For informational purposes only. Always consult an attorney to obtain competent legal advice.

 

Social Security Law

Social Security Claims

  • Supplemental Security Income (SSI) and Social Security Disability Income (SSDI) are programs administered by the U.S. Social Security Administration (SSA).

  • Generally, SSI benefits are available for persons who qualify due to limited income and/or disability.

  • SSDI benefits are available for workers of any age who have become disabled and cannot work.

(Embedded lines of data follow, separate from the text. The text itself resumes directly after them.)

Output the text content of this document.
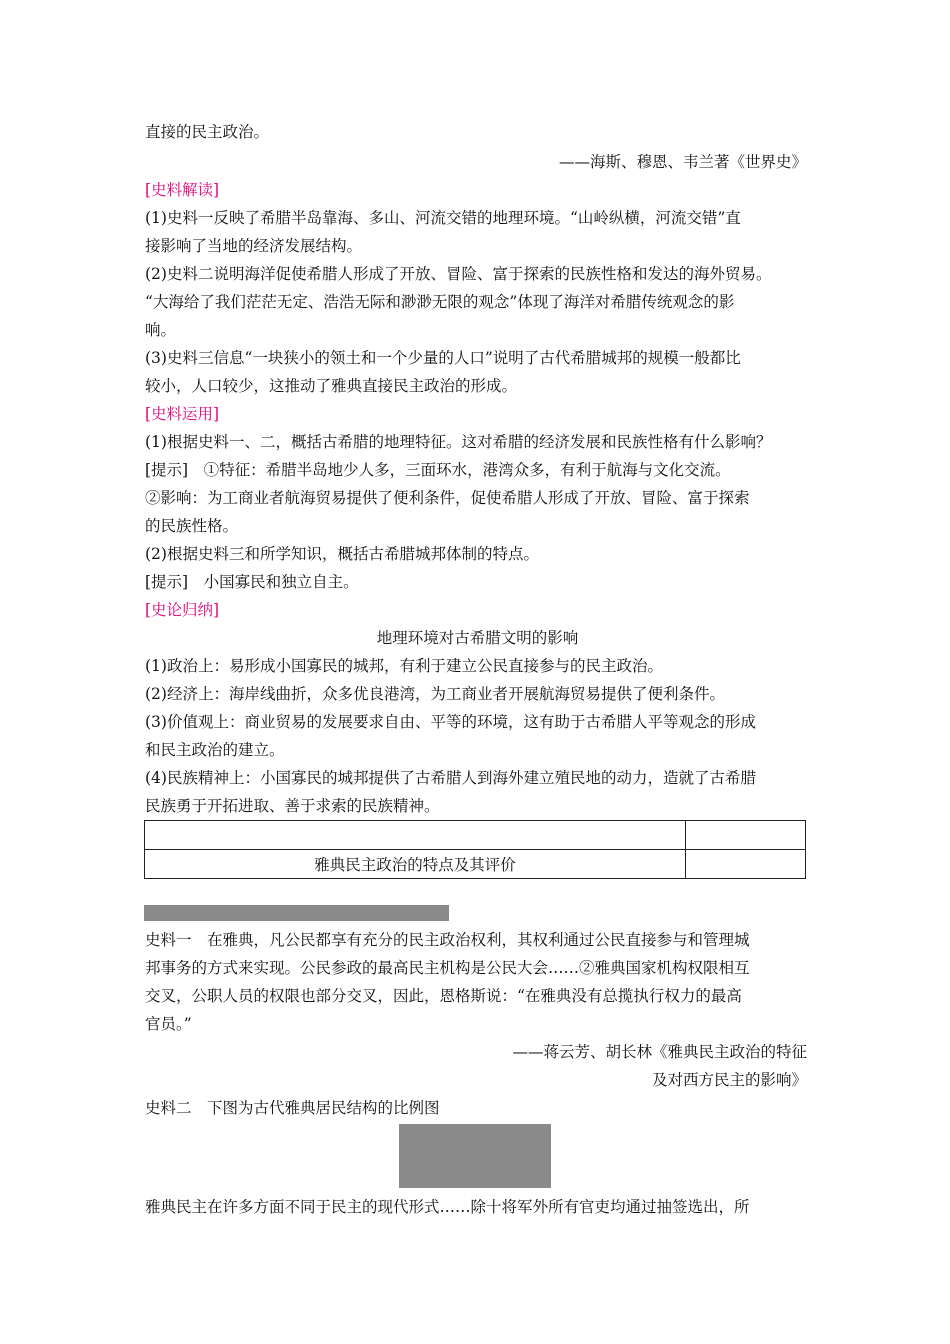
直接的民主政治。
——海斯、穆恩、韦兰著《世界史》
[史料解读]
(1)史料一反映了希腊半岛靠海、多山、河流交错的地理环境。“山岭纵横，河流交错”直
接影响了当地的经济发展结构。
(2)史料二说明海洋促使希腊人形成了开放、冒险、富于探索的民族性格和发达的海外贸易。
“大海给了我们茫茫无定、浩浩无际和渺渺无限的观念”体现了海洋对希腊传统观念的影
响。
(3)史料三信息“一块狭小的领土和一个少量的人口”说明了古代希腊城邦的规模一般都比
较小，人口较少，这推动了雅典直接民主政治的形成。
[史料运用]
(1)根据史料一、二，概括古希腊的地理特征。这对希腊的经济发展和民族性格有什么影响？
[提示]　①特征：希腊半岛地少人多，三面环水，港湾众多，有利于航海与文化交流。
②影响：为工商业者航海贸易提供了便利条件，促使希腊人形成了开放、冒险、富于探索
的民族性格。
(2)根据史料三和所学知识，概括古希腊城邦体制的特点。
[提示]　小国寡民和独立自主。
[史论归纳]
地理环境对古希腊文明的影响
(1)政治上：易形成小国寡民的城邦，有利于建立公民直接参与的民主政治。
(2)经济上：海岸线曲折，众多优良港湾，为工商业者开展航海贸易提供了便利条件。
(3)价值观上：商业贸易的发展要求自由、平等的环境，这有助于古希腊人平等观念的形成
和民主政治的建立。
(4)民族精神上：小国寡民的城邦提供了古希腊人到海外建立殖民地的动力，造就了古希腊
民族勇于开拓进取、善于求索的民族精神。

雅典民主政治的特点及其评价	
史料一　在雅典，凡公民都享有充分的民主政治权利，其权利通过公民直接参与和管理城
邦事务的方式来实现。公民参政的最高民主机构是公民大会……②雅典国家机构权限相互
交叉，公职人员的权限也部分交叉，因此，恩格斯说：“在雅典没有总揽执行权力的最高
官员。”
——蒋云芳、胡长林《雅典民主政治的特征
及对西方民主的影响》
史料二　下图为古代雅典居民结构的比例图
雅典民主在许多方面不同于民主的现代形式……除十将军外所有官吏均通过抽签选出，所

  • An application for SSI or SSDI benefits may be filed with or without an attorney. However, in the event of a denial of benefits, it is usually a good idea for a claimant to retain a lawyer for the appeal

  • Typically, a disabled person will engage a lawyer versed in Social Security law to file his or her application for disability benefits. The lawyer’s office will then obtain copies of medical records that can prove the disability. These records are submitted with the application. A hearing is then conducted in which a judge will decide if the applicant is disabled and, if so, the date that the disability commenced.

  • If the application is successful, the applicant is then paid a lump-sum for the period from the date of disability up to the present time. The applicant will thereafter be paid a fixed monthly benefit, as long as the disability continues.

  • The applicant can even continue to receive disability benefits while attempting to re-enter the job market. This gives the applicant an incentive to try to return to work without risking loss of benefits.

  • The amount of benefits is based upon the amount of social security wages earned by the applicant during his or her lifetime, and the number of any dependants. There is a cap or maximum amount that a person may receive.

  • Typically, persons who qualify for SSI or SSDI will also qualify for health insurance through the federal Medicaid program.